“Brownsville Girl” (1986)

Christopher Ricks makes a fuss about “lines” in “Brownsville Girl.” “[M]uch is made of lines in this song,” he says.  And, of course, songs/poems are made up of lines, as Ricks acknowledges.  Dylan is hip to being at the end of the line or over the line as themes but also as phrases that pertain and bring attention to the lines on the page, which Dylan puts in the air when he sings them.  “She studied the lines of my face” is a famous line of Dylan’s, and aren’t the lines of a song as personal as a songwriter’s/poet’s face?

I recently tweeted that when I listen to “Brownsville Girl” I feel like I’m at a pub overhearing Bob conversing with the bartender.  What we remember most about “Brownsville Girl” is the unique conversational prose he pours into it.  But there’s a great deal of rhyming in it, end of the line ones where we expect rhymes.  And good ones, too, some over the line, over the top:  “soft”/”off,” “soul”/”control,” “curls”/”world.”

The word“said” is what’s over the line in “Brownsville Girl,” appearing 9 times to “line”s mere 3. “said” never ends a line, but it appears so often that it smacks of internal rhyming, perhaps to keep the prose in line; it’s a poem Dylan seems to want to remind us with the end of the line rhymes.  When the prose gets going, “said” seems to reign it in.  This verse is a good example:

She said, “Welcome to the land of the living dead”
You could tell she was so broken hearted
She said, “Even the swap meets around here are getting pretty corrupt”

Also, In “Brownsville Girl,” the word “stars” refers to celebrities. Dylan recalls Gregory Peck, playing a character in a movie,  shot in the back:

There was a movie I seen one time, I think I sat through it twice
I don’t remember who I was or where I was bound
All I remember about it was it starred Gregory Peck, he wore a gun
and he was shot in the back

Seems like a long time ago, long before the stars were torn down

Dylan had his share of being torn down by fans and the media, and the 80’s may very well have been his time to recover from feeling beat down.  But this verse,  not totally rhyme-less, “bound”/”down” keeping it from being all prose, comes only five years after John Lennon was killed in front of his apartment in NYC, shot in the back by Mark David Chapman.  The allusion to it gives the song a mournful feel or rather assists the mournful feel throughout.   The mourning continues; forgetting that day is impossible. I can’t imagine what it must have been like to be his friend . . . can’t . . . Imagine . . .

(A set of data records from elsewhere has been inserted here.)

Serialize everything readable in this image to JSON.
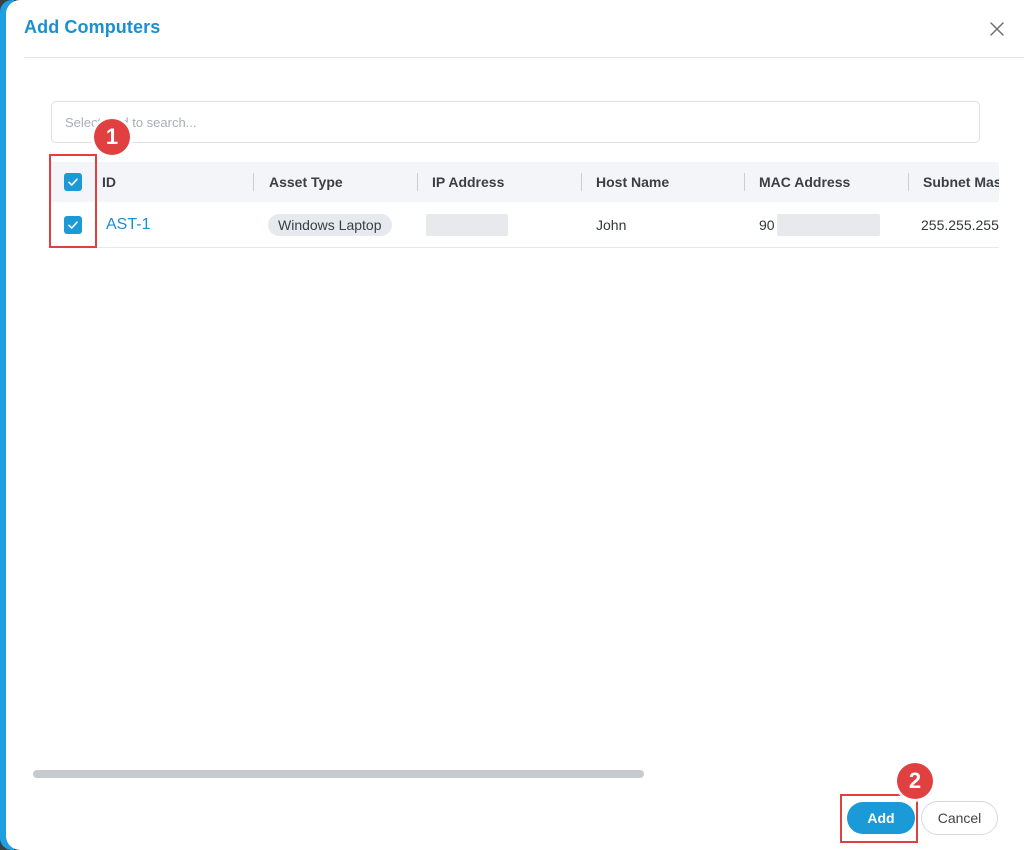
{
  "dialog": {
    "title": "Add Computers",
    "close_icon": "close-icon",
    "accent_color": "#1b8fd1"
  },
  "search": {
    "placeholder": "Select field to search..."
  },
  "table": {
    "columns": [
      "ID",
      "Asset Type",
      "IP Address",
      "Host Name",
      "MAC Address",
      "Subnet Mas"
    ],
    "rows": [
      {
        "id": "AST-1",
        "asset_type": "Windows Laptop",
        "ip_address": "",
        "host_name": "John",
        "mac_address": "90",
        "subnet_mask": "255.255.255",
        "checked": true
      }
    ],
    "header_checked": true
  },
  "footer": {
    "add_label": "Add",
    "cancel_label": "Cancel"
  },
  "annotations": {
    "badge_1": "1",
    "badge_2": "2",
    "color": "#e0403f"
  }
}
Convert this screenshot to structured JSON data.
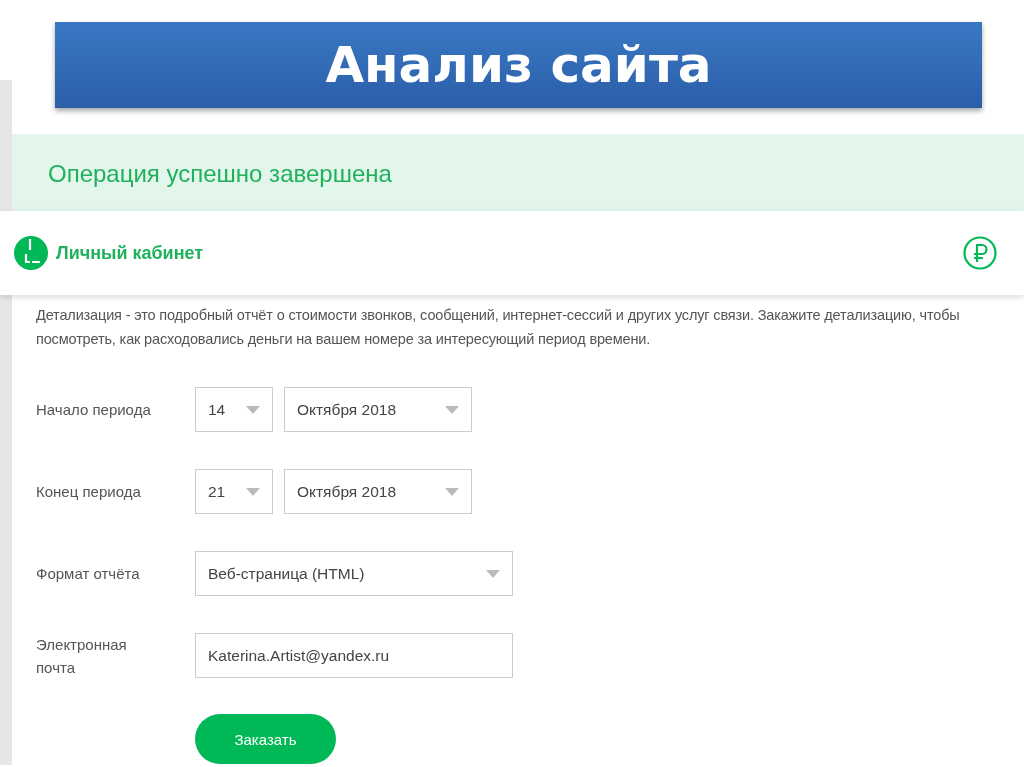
{
  "slide_title": "Анализ сайта",
  "success_message": "Операция успешно завершена",
  "header": {
    "brand": "Личный кабинет"
  },
  "description": "Детализация - это подробный отчёт о стоимости звонков, сообщений, интернет-сессий и других услуг связи. Закажите детализацию, чтобы посмотреть, как расходовались деньги на вашем номере за интересующий период времени.",
  "form_rows": [
    {
      "label": "Начало периода",
      "kind": "date",
      "day": "14",
      "month": "Октября 2018"
    },
    {
      "label": "Конец периода",
      "kind": "date",
      "day": "21",
      "month": "Октября 2018"
    },
    {
      "label": "Формат отчёта",
      "kind": "select",
      "value": "Веб-страница (HTML)"
    },
    {
      "label": "Электронная почта",
      "kind": "input",
      "value": "Katerina.Artist@yandex.ru"
    }
  ],
  "submit_button": "Заказать"
}
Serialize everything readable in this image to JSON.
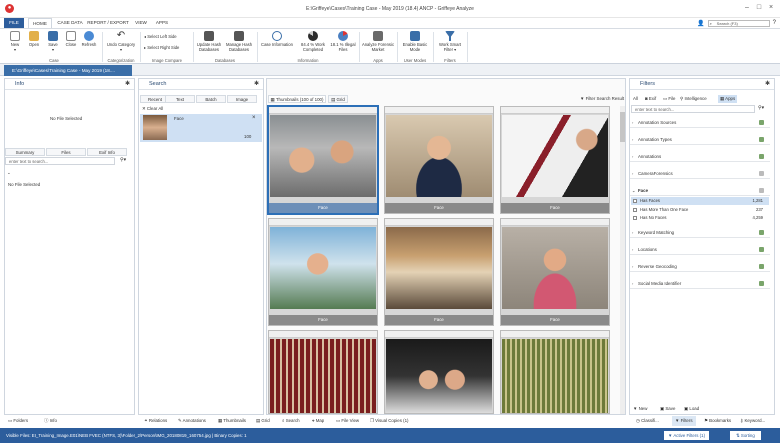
{
  "window": {
    "title": "E:\\Griffeye\\Cases\\Training Case - May 2019 (18.4) ANCP - Griffeye Analyze"
  },
  "menu": {
    "tabs": [
      "FILE",
      "HOME",
      "CASE DATA",
      "REPORT / EXPORT",
      "VIEW",
      "APPS"
    ],
    "search_placeholder": "Search (F3)"
  },
  "ribbon": {
    "buttons": [
      "New",
      "Open",
      "Save",
      "Close",
      "Refresh",
      "Undo Category",
      "Update Hash Databases",
      "Manage Hash Databases",
      "Case Information",
      "Work Completed",
      "Illegal Files",
      "Analyze Forensic Market",
      "Enable Basic Mode",
      "Work Smart Filter"
    ],
    "pct1": "84.4 %",
    "pct2": "18.1 %",
    "select_left": "Select Left Side",
    "select_right": "Select Right Side",
    "groups": [
      "Case",
      "Categorization",
      "Image Compare",
      "Databases",
      "Information",
      "Apps",
      "User Modes",
      "Filters"
    ]
  },
  "case_tab": "E:\\Griffeye\\Cases\\Training Case - May 2019 (18....",
  "info": {
    "title": "Info",
    "no_file": "No File Selected",
    "tabs": [
      "Summary",
      "Files",
      "Exif Info"
    ],
    "search_placeholder": "enter text to search...",
    "no_file2": "No File Selected"
  },
  "search_panel": {
    "title": "Search",
    "tabs": [
      "Recent",
      "Text",
      "Batch",
      "Image"
    ],
    "clear_all": "Clear All",
    "recent_label": "Face",
    "recent_count": "100"
  },
  "thumbs": {
    "tab1": "Thumbnails (100 of 100)",
    "tab2": "Grid",
    "filter_label": "Filter Search Result",
    "labels": [
      "Face",
      "Face",
      "Face",
      "Face",
      "Face",
      "Face",
      "",
      "",
      ""
    ]
  },
  "filters": {
    "title": "Filters",
    "tabs": [
      "All",
      "Exif",
      "File",
      "Intelligence",
      "Apps"
    ],
    "search_placeholder": "enter text to search...",
    "items": [
      "Annotation Sources",
      "Annotation Types",
      "Annotations",
      "CameraForensics",
      "Face",
      "Keyword Matching",
      "Locations",
      "Reverse Geocoding",
      "Social Media Identifier"
    ],
    "face_sub": [
      {
        "label": "Has Faces",
        "count": "1,281"
      },
      {
        "label": "Has More Than One Face",
        "count": "237"
      },
      {
        "label": "Has No Faces",
        "count": "4,259"
      }
    ],
    "bottom": [
      "New",
      "Save",
      "Load"
    ]
  },
  "bottom_tabs": {
    "left": [
      "Folders",
      "Info"
    ],
    "center": [
      "Relations",
      "Annotations",
      "Thumbnails",
      "Grid",
      "Search",
      "Map",
      "File View",
      "Visual Copies (1)"
    ],
    "right": [
      "Classifi...",
      "Filters",
      "Bookmarks",
      "Keyword..."
    ]
  },
  "status": {
    "text": "Visible Files: EI_Training_Image.E01\\NEB FVEC (NTFS, 3)\\Folder_2\\Person\\IMG_20180819_160754.jpg  |  Binary Copies: 1",
    "active_filters": "Active Filters (1)",
    "sorting": "Sorting"
  }
}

If I’m being honest, I’d have to admit that when I first heard this song I thought knocked-out loaded was exactly the condition Dylan must have been in when he wrote it.  I thought that for awhile.  And then the likes of Michael Gray and Stephen Scobie set me straight, and I started to see why so many put this song on their list of his greatest.  Gray’s observation especially that “uncertain crossings of one sort of another are a recurrent motif in “‘Brownsville Girl’” raised my awareness of its depth.